Unicode root-cause security issues for generating test cases
09 Sep 2008
When it comes to Unicode implementations, there's a rich set of test cases to perform. Realizing it is the start. Automating it is the next step.
Most Unicode-related security bugs can be categorized into the following root-causes:
Most Unicode-related security bugs can be categorized into the following root-causes:
Canonicalization
- Interpreting non-shortest form (e.g .UTF-8 encoding trickery)
- Other decoding issues
Absorption (over-consumption)
- Over-consuming invalid byte sequences or correcting rather than failing
- When <41 C2 C3 B1 42> becomes <41 42>
Character deletion and swallowing
- “deletion of noncharacters” (UTR-36)
- <scr[U+FEFF]ipt> becomes <script>
- Use replacement characters instead!
Interpreting Syntax replacements
- white space and line feeds
- E.g. when U+180E acts like U+0020
Best-fit mappings
- When σ becomes s
- When ′ becomes ‘
Buffer overruns
- Incorrect assumptions about string sizes (chars vs. bytes)

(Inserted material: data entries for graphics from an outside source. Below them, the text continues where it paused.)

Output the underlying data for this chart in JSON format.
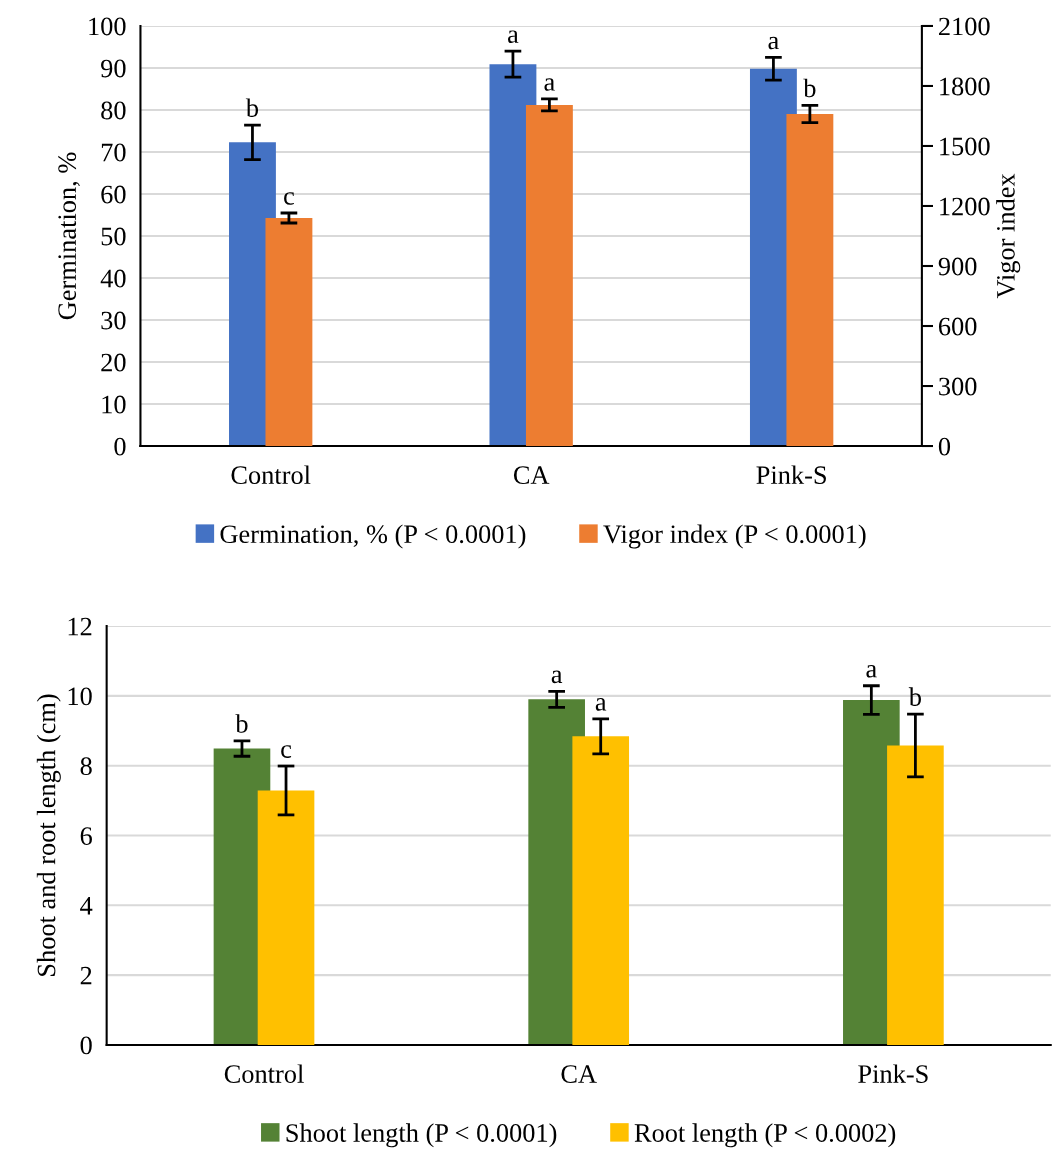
{
  "chart_data": [
    {
      "type": "bar",
      "categories": [
        "Control",
        "CA",
        "Pink-S"
      ],
      "ylabel": "Germination, %",
      "y2label": "Vigor index",
      "ylim": [
        0,
        100
      ],
      "yticks": [
        0,
        10,
        20,
        30,
        40,
        50,
        60,
        70,
        80,
        90,
        100
      ],
      "y2lim": [
        0,
        2100
      ],
      "y2ticks": [
        0,
        300,
        600,
        900,
        1200,
        1500,
        1800,
        2100
      ],
      "grid": "y",
      "legend": "bottom",
      "series": [
        {
          "name": "Germination, % (P < 0.0001)",
          "color": "#4472c4",
          "values": [
            72.3,
            90.9,
            89.8
          ],
          "errors": [
            4.1,
            3.1,
            2.7
          ],
          "value_labels": [
            "b",
            "a",
            "a"
          ]
        },
        {
          "name": "Vigor index (P < 0.0001)",
          "color": "#ed7d31",
          "axis": "y2",
          "values": [
            1140,
            1705,
            1660
          ],
          "errors": [
            25,
            30,
            43
          ],
          "value_labels": [
            "c",
            "a",
            "b"
          ]
        }
      ]
    },
    {
      "type": "bar",
      "categories": [
        "Control",
        "CA",
        "Pink-S"
      ],
      "ylabel": "Shoot and root length (cm)",
      "ylim": [
        0,
        12
      ],
      "yticks": [
        0,
        2,
        4,
        6,
        8,
        10,
        12
      ],
      "grid": "y",
      "legend": "bottom",
      "series": [
        {
          "name": "Shoot length (P < 0.0001)",
          "color": "#548235",
          "values": [
            8.49,
            9.9,
            9.88
          ],
          "errors": [
            0.22,
            0.23,
            0.41
          ],
          "value_labels": [
            "b",
            "a",
            "a"
          ]
        },
        {
          "name": "Root length (P < 0.0002)",
          "color": "#ffc000",
          "values": [
            7.29,
            8.84,
            8.58
          ],
          "errors": [
            0.7,
            0.5,
            0.9
          ],
          "value_labels": [
            "c",
            "a",
            "b"
          ]
        }
      ]
    }
  ]
}
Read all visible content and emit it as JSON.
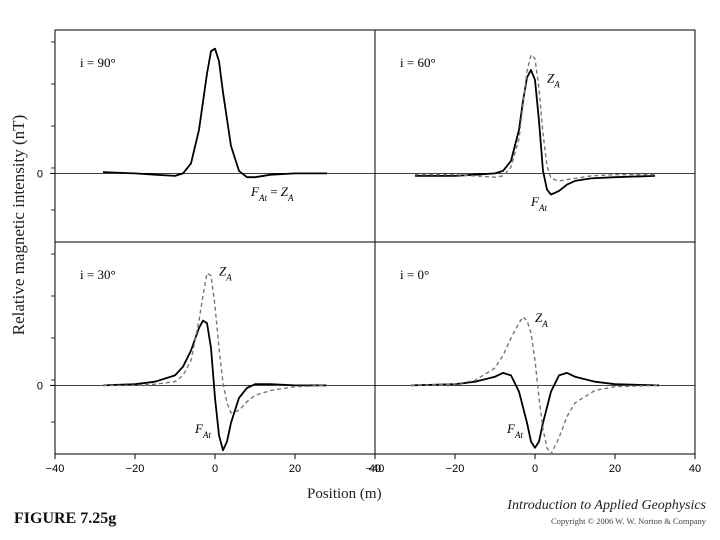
{
  "figure_label": "FIGURE 7.25g",
  "book_title": "Introduction to Applied Geophysics",
  "copyright": "Copyright © 2006 W. W. Norton & Company",
  "colors": {
    "total_field": "#000000",
    "vertical_component": "#777777",
    "axis": "#000000"
  },
  "chart_data": {
    "type": "line",
    "ylabel": "Relative magnetic intensity (nT)",
    "xlabel": "Position (m)",
    "x_ticks": [
      -40,
      -20,
      0,
      20,
      40
    ],
    "xlim": [
      -40,
      40
    ],
    "y_tick_label": "0",
    "panels": [
      {
        "id": "i90",
        "title": "i = 90°",
        "xlim": [
          -40,
          40
        ],
        "ylim": [
          -0.55,
          1.15
        ],
        "annotations": [
          {
            "text": "FAt = ZA",
            "x": 9,
            "y": -0.18
          }
        ],
        "series": [
          {
            "name": "FAt = ZA",
            "style": "solid",
            "x": [
              -28,
              -20,
              -15,
              -10,
              -8,
              -6,
              -4,
              -2,
              -1,
              0,
              1,
              2,
              4,
              6,
              8,
              10,
              14,
              20,
              28
            ],
            "y": [
              0.01,
              0.0,
              -0.01,
              -0.02,
              0.0,
              0.08,
              0.35,
              0.8,
              0.98,
              1.0,
              0.9,
              0.65,
              0.22,
              0.02,
              -0.03,
              -0.03,
              -0.01,
              0.0,
              0.0
            ]
          }
        ]
      },
      {
        "id": "i60",
        "title": "i = 60°",
        "xlim": [
          -40,
          40
        ],
        "ylim": [
          -0.55,
          1.15
        ],
        "annotations": [
          {
            "text": "ZA",
            "x": 3,
            "y": 0.73
          },
          {
            "text": "FAt",
            "x": -1,
            "y": -0.26
          }
        ],
        "series": [
          {
            "name": "FAt",
            "style": "solid",
            "x": [
              -30,
              -20,
              -15,
              -10,
              -8,
              -6,
              -4,
              -3,
              -2,
              -1,
              0,
              1,
              2,
              3,
              4,
              6,
              8,
              10,
              14,
              20,
              30
            ],
            "y": [
              -0.02,
              -0.02,
              -0.01,
              0.0,
              0.02,
              0.1,
              0.35,
              0.58,
              0.77,
              0.83,
              0.75,
              0.42,
              0.02,
              -0.13,
              -0.17,
              -0.14,
              -0.09,
              -0.06,
              -0.04,
              -0.03,
              -0.02
            ]
          },
          {
            "name": "ZA",
            "style": "dashed",
            "x": [
              -30,
              -20,
              -15,
              -10,
              -8,
              -6,
              -4,
              -3,
              -2,
              -1,
              0,
              1,
              2,
              3,
              4,
              6,
              8,
              10,
              14,
              20,
              30
            ],
            "y": [
              -0.01,
              -0.01,
              -0.02,
              -0.03,
              -0.02,
              0.05,
              0.28,
              0.55,
              0.82,
              0.95,
              0.92,
              0.68,
              0.32,
              0.06,
              -0.04,
              -0.06,
              -0.05,
              -0.04,
              -0.02,
              -0.01,
              -0.01
            ]
          }
        ]
      },
      {
        "id": "i30",
        "title": "i = 30°",
        "xlim": [
          -40,
          40
        ],
        "ylim": [
          -0.55,
          1.15
        ],
        "annotations": [
          {
            "text": "ZA",
            "x": 1,
            "y": 0.88
          },
          {
            "text": "FAt",
            "x": -5,
            "y": -0.38
          }
        ],
        "series": [
          {
            "name": "FAt",
            "style": "solid",
            "x": [
              -28,
              -20,
              -15,
              -10,
              -8,
              -6,
              -4,
              -3,
              -2,
              -1,
              0,
              1,
              2,
              3,
              4,
              6,
              8,
              10,
              14,
              20,
              28
            ],
            "y": [
              0.0,
              0.01,
              0.03,
              0.08,
              0.15,
              0.28,
              0.46,
              0.52,
              0.5,
              0.3,
              -0.1,
              -0.4,
              -0.52,
              -0.45,
              -0.3,
              -0.1,
              -0.02,
              0.01,
              0.01,
              0.0,
              0.0
            ]
          },
          {
            "name": "ZA",
            "style": "dashed",
            "x": [
              -28,
              -20,
              -15,
              -10,
              -8,
              -6,
              -4,
              -3,
              -2,
              -1,
              0,
              1,
              2,
              3,
              4,
              6,
              8,
              10,
              14,
              20,
              28
            ],
            "y": [
              0.0,
              0.0,
              0.01,
              0.03,
              0.08,
              0.2,
              0.52,
              0.72,
              0.9,
              0.88,
              0.64,
              0.3,
              0.02,
              -0.14,
              -0.22,
              -0.2,
              -0.13,
              -0.08,
              -0.04,
              -0.01,
              0.0
            ]
          }
        ]
      },
      {
        "id": "i0",
        "title": "i = 0°",
        "xlim": [
          -40,
          40
        ],
        "ylim": [
          -0.55,
          1.15
        ],
        "annotations": [
          {
            "text": "ZA",
            "x": 0,
            "y": 0.51
          },
          {
            "text": "FAt",
            "x": -7,
            "y": -0.38
          }
        ],
        "series": [
          {
            "name": "FAt",
            "style": "solid",
            "x": [
              -31,
              -20,
              -15,
              -10,
              -8,
              -6,
              -4,
              -2,
              -1,
              0,
              1,
              2,
              4,
              6,
              8,
              10,
              15,
              20,
              31
            ],
            "y": [
              0.0,
              0.01,
              0.03,
              0.07,
              0.1,
              0.08,
              -0.05,
              -0.3,
              -0.45,
              -0.5,
              -0.45,
              -0.3,
              -0.05,
              0.08,
              0.1,
              0.07,
              0.03,
              0.01,
              0.0
            ]
          },
          {
            "name": "ZA",
            "style": "dashed",
            "x": [
              -31,
              -20,
              -15,
              -10,
              -8,
              -6,
              -4,
              -3,
              -2,
              -1,
              0,
              1,
              2,
              3,
              4,
              6,
              8,
              10,
              15,
              20,
              31
            ],
            "y": [
              0.0,
              0.01,
              0.04,
              0.14,
              0.24,
              0.38,
              0.5,
              0.55,
              0.52,
              0.42,
              0.2,
              -0.1,
              -0.35,
              -0.5,
              -0.55,
              -0.42,
              -0.25,
              -0.14,
              -0.04,
              -0.01,
              0.0
            ]
          }
        ]
      }
    ]
  }
}
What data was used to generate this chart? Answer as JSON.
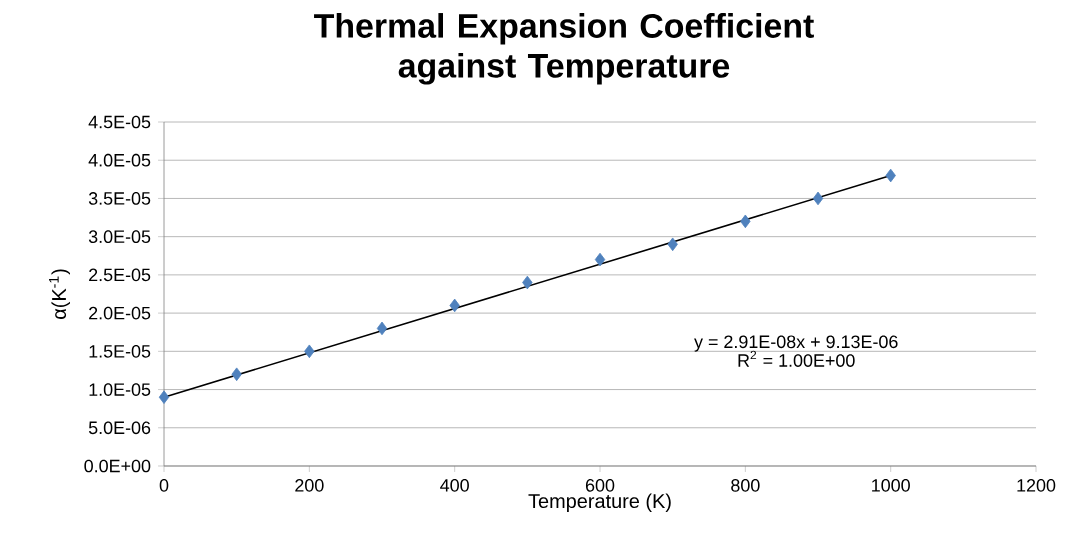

- Improper width calculations
Timing issues
- handling Unicode after security gates
- Sometimes handling Unicode before a gate can be a problem too! E.g. BOM handling
So, what do you think of those multibyte characters? Say in SQL, if you inject a multibyte character that contains as part of its composition a single quote ('), and it was intrepreted as a closing quote for the SQL, but evaded the filter. Do you think it can be grouped into the list above as well?